From: mhbrekke@iastate.edu (Monty H. Brekke)
Subject: Rebooting and bad cache
Date: Wed, 29 Jul 1992 03:16:59 GMT

Has anyone else received a bad cache memory error after rebooting Linux?
Every time I reboot, my BIOS tells me that my cache memory is bad, and that
I should disable it. This message comes up just before the Shoelace menu
appears and only after I have rebotted from Linux. Rebooting from DOS does
not seem to produce this error. Also, if I shutdown and then C-A-D instead of
typing reboot, the error does not appear.

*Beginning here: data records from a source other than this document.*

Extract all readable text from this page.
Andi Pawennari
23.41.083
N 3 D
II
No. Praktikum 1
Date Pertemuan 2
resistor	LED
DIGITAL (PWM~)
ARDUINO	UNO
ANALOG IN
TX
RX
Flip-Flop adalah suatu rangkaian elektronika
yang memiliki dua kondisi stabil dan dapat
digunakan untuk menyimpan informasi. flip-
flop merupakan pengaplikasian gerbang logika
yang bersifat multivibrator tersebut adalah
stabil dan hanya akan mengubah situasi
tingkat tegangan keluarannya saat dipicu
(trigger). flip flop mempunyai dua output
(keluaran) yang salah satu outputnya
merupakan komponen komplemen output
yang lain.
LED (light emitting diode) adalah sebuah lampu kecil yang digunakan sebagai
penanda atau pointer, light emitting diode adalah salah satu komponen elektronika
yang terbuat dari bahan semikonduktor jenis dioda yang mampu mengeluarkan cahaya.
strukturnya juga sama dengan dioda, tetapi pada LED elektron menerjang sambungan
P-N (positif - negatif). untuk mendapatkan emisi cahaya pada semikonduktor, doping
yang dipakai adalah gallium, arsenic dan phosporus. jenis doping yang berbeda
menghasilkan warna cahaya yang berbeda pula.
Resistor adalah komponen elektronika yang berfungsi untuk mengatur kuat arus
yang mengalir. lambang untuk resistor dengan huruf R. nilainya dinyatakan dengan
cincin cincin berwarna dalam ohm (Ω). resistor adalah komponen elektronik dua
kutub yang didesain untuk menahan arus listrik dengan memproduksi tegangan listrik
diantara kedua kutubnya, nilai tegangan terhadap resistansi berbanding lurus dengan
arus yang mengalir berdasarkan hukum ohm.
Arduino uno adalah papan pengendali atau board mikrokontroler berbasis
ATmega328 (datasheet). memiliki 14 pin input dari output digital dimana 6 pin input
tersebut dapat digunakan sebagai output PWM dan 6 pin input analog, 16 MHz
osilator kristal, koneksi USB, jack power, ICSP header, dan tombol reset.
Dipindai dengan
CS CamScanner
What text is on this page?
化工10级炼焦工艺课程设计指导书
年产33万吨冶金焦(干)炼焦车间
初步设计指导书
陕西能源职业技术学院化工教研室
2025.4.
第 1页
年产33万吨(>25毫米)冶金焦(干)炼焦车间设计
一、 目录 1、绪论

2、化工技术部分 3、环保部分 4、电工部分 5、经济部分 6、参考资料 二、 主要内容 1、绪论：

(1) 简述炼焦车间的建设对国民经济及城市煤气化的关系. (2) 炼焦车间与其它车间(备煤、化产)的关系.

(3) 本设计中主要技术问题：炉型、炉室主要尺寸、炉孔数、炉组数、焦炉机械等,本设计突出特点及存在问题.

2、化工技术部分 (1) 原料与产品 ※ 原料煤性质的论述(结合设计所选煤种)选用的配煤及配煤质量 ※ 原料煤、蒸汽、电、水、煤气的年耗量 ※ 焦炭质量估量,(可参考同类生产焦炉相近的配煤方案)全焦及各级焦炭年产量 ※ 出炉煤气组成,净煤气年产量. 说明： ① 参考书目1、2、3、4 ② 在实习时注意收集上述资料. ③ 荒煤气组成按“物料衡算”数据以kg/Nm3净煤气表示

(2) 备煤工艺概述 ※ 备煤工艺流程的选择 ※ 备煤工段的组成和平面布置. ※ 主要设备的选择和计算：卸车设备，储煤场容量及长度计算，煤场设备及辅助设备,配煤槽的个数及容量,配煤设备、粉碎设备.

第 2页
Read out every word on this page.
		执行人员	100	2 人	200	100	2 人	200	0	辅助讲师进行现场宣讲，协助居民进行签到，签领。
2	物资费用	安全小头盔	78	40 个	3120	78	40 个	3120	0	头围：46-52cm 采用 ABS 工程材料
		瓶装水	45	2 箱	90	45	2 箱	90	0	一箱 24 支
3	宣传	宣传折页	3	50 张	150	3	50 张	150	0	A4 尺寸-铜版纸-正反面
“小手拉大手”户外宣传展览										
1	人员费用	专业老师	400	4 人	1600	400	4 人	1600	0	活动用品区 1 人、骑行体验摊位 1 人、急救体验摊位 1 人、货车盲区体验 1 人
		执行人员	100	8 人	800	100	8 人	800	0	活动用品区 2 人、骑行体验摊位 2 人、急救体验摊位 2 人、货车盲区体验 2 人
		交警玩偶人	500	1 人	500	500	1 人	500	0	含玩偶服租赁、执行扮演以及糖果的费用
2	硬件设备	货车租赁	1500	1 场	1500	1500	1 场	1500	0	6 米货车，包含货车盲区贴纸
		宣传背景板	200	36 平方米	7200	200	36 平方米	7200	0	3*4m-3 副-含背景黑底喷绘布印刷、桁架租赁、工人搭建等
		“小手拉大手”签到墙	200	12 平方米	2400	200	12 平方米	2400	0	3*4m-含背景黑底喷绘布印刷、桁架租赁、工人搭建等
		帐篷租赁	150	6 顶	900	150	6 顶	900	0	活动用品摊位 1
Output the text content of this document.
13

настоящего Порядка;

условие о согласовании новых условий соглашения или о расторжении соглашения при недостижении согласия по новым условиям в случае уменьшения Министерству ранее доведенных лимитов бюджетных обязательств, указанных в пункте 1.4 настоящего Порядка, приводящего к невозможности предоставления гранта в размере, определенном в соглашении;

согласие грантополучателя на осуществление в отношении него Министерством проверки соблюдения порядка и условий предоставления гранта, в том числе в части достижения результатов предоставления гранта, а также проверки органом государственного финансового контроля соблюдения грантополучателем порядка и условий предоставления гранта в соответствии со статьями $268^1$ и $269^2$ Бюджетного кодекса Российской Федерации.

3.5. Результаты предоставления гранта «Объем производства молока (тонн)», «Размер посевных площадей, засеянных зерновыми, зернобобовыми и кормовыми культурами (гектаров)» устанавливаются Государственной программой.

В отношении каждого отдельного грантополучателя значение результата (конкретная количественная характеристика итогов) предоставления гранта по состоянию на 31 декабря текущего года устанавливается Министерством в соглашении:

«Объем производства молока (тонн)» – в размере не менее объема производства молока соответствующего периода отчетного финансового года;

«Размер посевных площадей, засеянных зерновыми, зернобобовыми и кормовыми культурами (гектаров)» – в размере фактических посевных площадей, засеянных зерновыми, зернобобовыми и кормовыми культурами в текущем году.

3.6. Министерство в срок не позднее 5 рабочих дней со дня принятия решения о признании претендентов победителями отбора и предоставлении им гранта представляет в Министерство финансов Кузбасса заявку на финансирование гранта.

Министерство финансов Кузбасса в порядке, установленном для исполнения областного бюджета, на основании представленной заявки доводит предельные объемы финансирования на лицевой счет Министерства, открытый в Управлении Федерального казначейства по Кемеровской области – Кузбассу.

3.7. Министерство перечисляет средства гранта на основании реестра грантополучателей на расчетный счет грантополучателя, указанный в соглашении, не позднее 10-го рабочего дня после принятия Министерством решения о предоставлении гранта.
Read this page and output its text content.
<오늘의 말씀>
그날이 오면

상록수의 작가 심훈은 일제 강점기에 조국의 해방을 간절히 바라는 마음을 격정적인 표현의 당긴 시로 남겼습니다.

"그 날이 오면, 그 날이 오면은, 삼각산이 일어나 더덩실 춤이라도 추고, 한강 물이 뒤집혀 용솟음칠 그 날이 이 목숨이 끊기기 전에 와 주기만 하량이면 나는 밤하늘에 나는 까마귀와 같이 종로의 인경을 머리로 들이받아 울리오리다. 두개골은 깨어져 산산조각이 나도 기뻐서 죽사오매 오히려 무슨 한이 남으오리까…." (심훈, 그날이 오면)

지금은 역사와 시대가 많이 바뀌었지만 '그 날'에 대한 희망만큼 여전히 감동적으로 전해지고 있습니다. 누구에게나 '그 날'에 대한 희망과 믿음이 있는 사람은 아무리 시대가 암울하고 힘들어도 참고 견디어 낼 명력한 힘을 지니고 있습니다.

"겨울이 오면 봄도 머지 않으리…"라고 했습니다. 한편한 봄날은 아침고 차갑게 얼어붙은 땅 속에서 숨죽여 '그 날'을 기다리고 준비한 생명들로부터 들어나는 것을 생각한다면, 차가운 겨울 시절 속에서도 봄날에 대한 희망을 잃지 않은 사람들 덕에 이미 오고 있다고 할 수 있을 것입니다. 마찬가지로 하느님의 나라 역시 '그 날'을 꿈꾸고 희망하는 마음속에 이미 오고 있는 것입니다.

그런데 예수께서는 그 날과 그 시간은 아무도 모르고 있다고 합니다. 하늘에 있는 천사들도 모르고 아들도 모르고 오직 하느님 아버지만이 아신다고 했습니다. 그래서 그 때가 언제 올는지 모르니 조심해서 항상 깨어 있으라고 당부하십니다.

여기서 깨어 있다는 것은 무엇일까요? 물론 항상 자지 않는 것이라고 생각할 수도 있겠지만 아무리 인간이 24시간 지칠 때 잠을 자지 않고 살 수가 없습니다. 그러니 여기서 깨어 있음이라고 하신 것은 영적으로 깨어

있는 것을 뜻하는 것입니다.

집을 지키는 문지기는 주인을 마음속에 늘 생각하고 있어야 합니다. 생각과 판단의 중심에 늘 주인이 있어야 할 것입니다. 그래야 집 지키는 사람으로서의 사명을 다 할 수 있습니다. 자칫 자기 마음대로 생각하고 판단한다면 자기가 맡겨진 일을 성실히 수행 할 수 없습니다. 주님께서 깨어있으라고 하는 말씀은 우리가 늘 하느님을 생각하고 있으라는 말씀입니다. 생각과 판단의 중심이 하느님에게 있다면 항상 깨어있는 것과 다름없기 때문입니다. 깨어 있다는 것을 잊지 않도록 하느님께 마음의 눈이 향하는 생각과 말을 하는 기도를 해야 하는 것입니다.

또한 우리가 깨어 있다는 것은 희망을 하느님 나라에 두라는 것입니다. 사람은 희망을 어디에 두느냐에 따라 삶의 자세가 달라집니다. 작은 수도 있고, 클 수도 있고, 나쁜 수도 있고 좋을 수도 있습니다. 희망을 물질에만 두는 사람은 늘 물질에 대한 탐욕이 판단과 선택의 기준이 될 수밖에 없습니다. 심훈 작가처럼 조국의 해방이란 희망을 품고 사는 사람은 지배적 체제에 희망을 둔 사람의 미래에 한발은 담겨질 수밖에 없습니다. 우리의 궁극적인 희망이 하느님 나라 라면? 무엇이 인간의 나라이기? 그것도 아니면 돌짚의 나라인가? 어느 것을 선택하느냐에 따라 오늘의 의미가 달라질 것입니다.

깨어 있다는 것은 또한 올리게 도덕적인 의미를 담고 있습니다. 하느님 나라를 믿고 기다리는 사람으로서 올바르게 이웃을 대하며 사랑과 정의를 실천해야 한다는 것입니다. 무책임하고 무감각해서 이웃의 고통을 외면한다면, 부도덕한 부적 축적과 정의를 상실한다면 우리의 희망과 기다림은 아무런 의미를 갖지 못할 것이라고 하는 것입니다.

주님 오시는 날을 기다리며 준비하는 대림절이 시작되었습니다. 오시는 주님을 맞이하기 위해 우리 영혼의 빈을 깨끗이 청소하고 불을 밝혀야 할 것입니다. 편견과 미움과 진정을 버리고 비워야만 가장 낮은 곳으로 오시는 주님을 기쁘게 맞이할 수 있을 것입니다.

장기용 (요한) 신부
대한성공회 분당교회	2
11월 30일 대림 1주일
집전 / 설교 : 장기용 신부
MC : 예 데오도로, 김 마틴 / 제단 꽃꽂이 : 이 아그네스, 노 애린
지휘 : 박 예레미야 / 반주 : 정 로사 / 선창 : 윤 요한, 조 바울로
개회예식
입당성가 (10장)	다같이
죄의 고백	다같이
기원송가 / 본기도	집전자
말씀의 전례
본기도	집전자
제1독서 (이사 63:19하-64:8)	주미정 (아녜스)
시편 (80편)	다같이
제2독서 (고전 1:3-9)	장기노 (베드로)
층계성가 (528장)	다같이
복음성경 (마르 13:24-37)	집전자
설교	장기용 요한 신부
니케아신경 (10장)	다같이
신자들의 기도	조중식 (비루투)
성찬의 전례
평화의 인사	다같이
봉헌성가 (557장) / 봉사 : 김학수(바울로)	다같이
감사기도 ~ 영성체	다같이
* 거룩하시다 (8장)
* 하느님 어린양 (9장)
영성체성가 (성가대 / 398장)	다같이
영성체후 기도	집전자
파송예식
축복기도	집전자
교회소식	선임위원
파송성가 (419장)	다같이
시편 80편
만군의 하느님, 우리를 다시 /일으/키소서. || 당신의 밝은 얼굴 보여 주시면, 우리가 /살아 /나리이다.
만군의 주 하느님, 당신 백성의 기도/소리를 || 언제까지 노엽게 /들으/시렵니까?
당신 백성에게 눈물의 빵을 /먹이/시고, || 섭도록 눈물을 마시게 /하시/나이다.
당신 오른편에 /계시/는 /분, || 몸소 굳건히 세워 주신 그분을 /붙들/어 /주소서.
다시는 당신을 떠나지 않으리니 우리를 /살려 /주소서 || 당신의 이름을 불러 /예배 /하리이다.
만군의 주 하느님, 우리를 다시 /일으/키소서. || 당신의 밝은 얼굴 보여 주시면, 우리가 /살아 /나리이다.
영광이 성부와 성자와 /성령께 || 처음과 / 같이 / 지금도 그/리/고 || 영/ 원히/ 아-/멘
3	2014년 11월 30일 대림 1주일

Disabling the external cache seems
to fix the problem.

My system configuration is as follows:

486-33
AMI BIOS/OPTi chipset
256K external cache
16MB memory
1.44MB 3.5 inch floppy drive on /dev/fd0
1.2MB 5 inch floppy drive on /dev/fd1
Quantum 244MB hard drive partitioned as follows:
        ~100MB DOS partition on /dev/hda1
        ~64MB Linux root partition on /dev/hda2
        ~50MB Linux partition on /dev/hda3, mounted as /home
        ~20MB Linux swap partition on /dev/hda4
Colorado Memory Systems 250MB tape drive

Any help would be greatly appreciated. Thanks in advance.